Tiene banco il "caso" Amirante nel post-partita di Pavia-Padova. L'attaccante sembrava dover subentrare a Petrilli, ma così non è stato. Il ds De Poli ha parlato chiaramente in sala stampa assumendosi le responsabilità di questo brutto pasticcio: "È stata una svista di cui mi assumo piena responsabilità: Amirante non era in lista e non poteva entrare. Era stato inserito in tutta fretta ma è stato un errore, che ovviamente non doveva essere fatto. Petrilli era già stato sostituito, a quel punto Amirante non poteva entrare non essendo nella lista dei 24 giocatori consegnata alla Lega Calcio, dunque siamo rimasti in dieci". Ne ha parlato anche il presidente Giuseppe Bergamin: "De Poli ha già parlato della sostituzione mancata tra Petrilli e Amirante, è un errore da non commettere. Ripercussioni? È stato fatto uno sbaglio, non c’è altro da dire. Quando abbiamo giocato in 10 oltrettutto abbiamo dimostrato ancor più forza di volontà, ma non è bastato.

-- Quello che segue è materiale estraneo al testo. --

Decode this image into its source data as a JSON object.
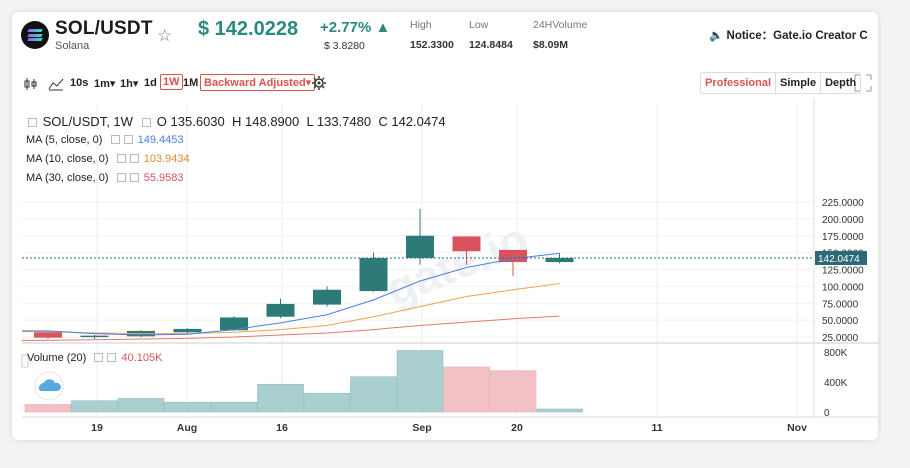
{
  "header": {
    "pair": "SOL/USDT",
    "name": "Solana",
    "price": "$ 142.0228",
    "change_pct": "+2.77% ▲",
    "change_abs": "$ 3.8280",
    "high_label": "High",
    "high_value": "152.3300",
    "low_label": "Low",
    "low_value": "124.8484",
    "vol_label": "24HVolume",
    "vol_value": "$8.09M",
    "notice": "🔈 Notice：Gate.io Creator C"
  },
  "toolbar": {
    "intervals": [
      "10s",
      "1m▾",
      "1h▾",
      "1d"
    ],
    "active_interval": "1W",
    "interval_1M": "1M",
    "adjust": "Backward Adjusted▾",
    "views": [
      "Professional",
      "Simple",
      "Depth"
    ]
  },
  "legend": {
    "title": "SOL/USDT, 1W",
    "o_label": "O",
    "o": "135.6030",
    "h_label": "H",
    "h": "148.8900",
    "l_label": "L",
    "l": "133.7480",
    "c_label": "C",
    "c": "142.0474",
    "ma5_label": "MA (5, close, 0)",
    "ma5": "149.4453",
    "ma10_label": "MA (10, close, 0)",
    "ma10": "103.9434",
    "ma30_label": "MA (30, close, 0)",
    "ma30": "55.9583",
    "volume_label": "Volume (20)",
    "volume": "40.105K"
  },
  "colors": {
    "up": "#2d7a78",
    "down": "#d9535f",
    "ma5": "#4a7fe0",
    "ma10": "#f0a050",
    "ma30": "#e07a6a"
  },
  "chart_data": {
    "type": "candlestick",
    "price_ticks": [
      "225.0000",
      "200.0000",
      "175.0000",
      "150.0000",
      "125.0000",
      "100.0000",
      "75.0000",
      "50.0000",
      "25.0000"
    ],
    "last_price_tag": "142.0474",
    "volume_ticks": [
      "800K",
      "400K",
      "0"
    ],
    "x_ticks": [
      "19",
      "Aug",
      "16",
      "Sep",
      "20",
      "11",
      "Nov"
    ],
    "candles": [
      {
        "o": 32,
        "h": 33,
        "l": 22,
        "c": 24,
        "v": 100
      },
      {
        "o": 26,
        "h": 28,
        "l": 22,
        "c": 27,
        "v": 150
      },
      {
        "o": 26,
        "h": 35,
        "l": 25,
        "c": 34,
        "v": 180
      },
      {
        "o": 32,
        "h": 38,
        "l": 30,
        "c": 37,
        "v": 130
      },
      {
        "o": 35,
        "h": 56,
        "l": 34,
        "c": 54,
        "v": 130
      },
      {
        "o": 55,
        "h": 82,
        "l": 53,
        "c": 74,
        "v": 370
      },
      {
        "o": 73,
        "h": 100,
        "l": 70,
        "c": 95,
        "v": 250
      },
      {
        "o": 93,
        "h": 150,
        "l": 92,
        "c": 142,
        "v": 470
      },
      {
        "o": 142,
        "h": 215,
        "l": 132,
        "c": 175,
        "v": 820
      },
      {
        "o": 174,
        "h": 174,
        "l": 132,
        "c": 152,
        "v": 600
      },
      {
        "o": 154,
        "h": 154,
        "l": 115,
        "c": 136,
        "v": 550
      },
      {
        "o": 136,
        "h": 149,
        "l": 134,
        "c": 142,
        "v": 40
      }
    ],
    "ma5": [
      34,
      30,
      28,
      29,
      36,
      46,
      58,
      80,
      108,
      128,
      141,
      149
    ],
    "ma10": [
      33,
      31,
      30,
      30,
      32,
      36,
      42,
      55,
      70,
      85,
      95,
      104
    ],
    "ma30": [
      20,
      21,
      22,
      23,
      25,
      28,
      31,
      36,
      42,
      47,
      52,
      56
    ]
  }
}
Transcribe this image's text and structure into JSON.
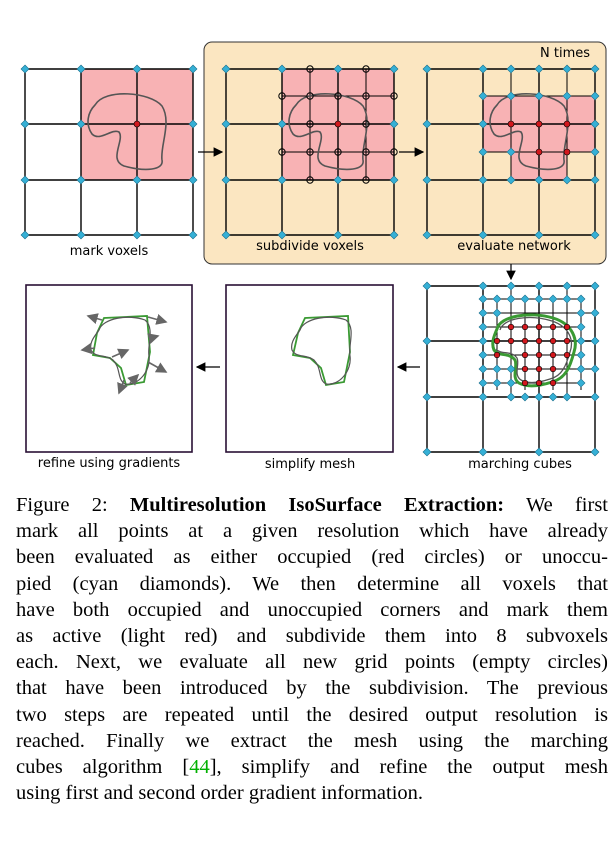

Così invece Carmine Parlato: "Pensavo potesse giocare, ero consapevole che quel cambio poteva essere fatto, preferisco parlare di quanto accaduto in campo. Ci siamo adeguati al loro gioco, il Pavia però nel primo tempo si è dimostrato superiore. Nonostante il nostro grande impegno, ci siamo alla fine creati da soli il danno. Serviva più consapevolezza, fino alla fine".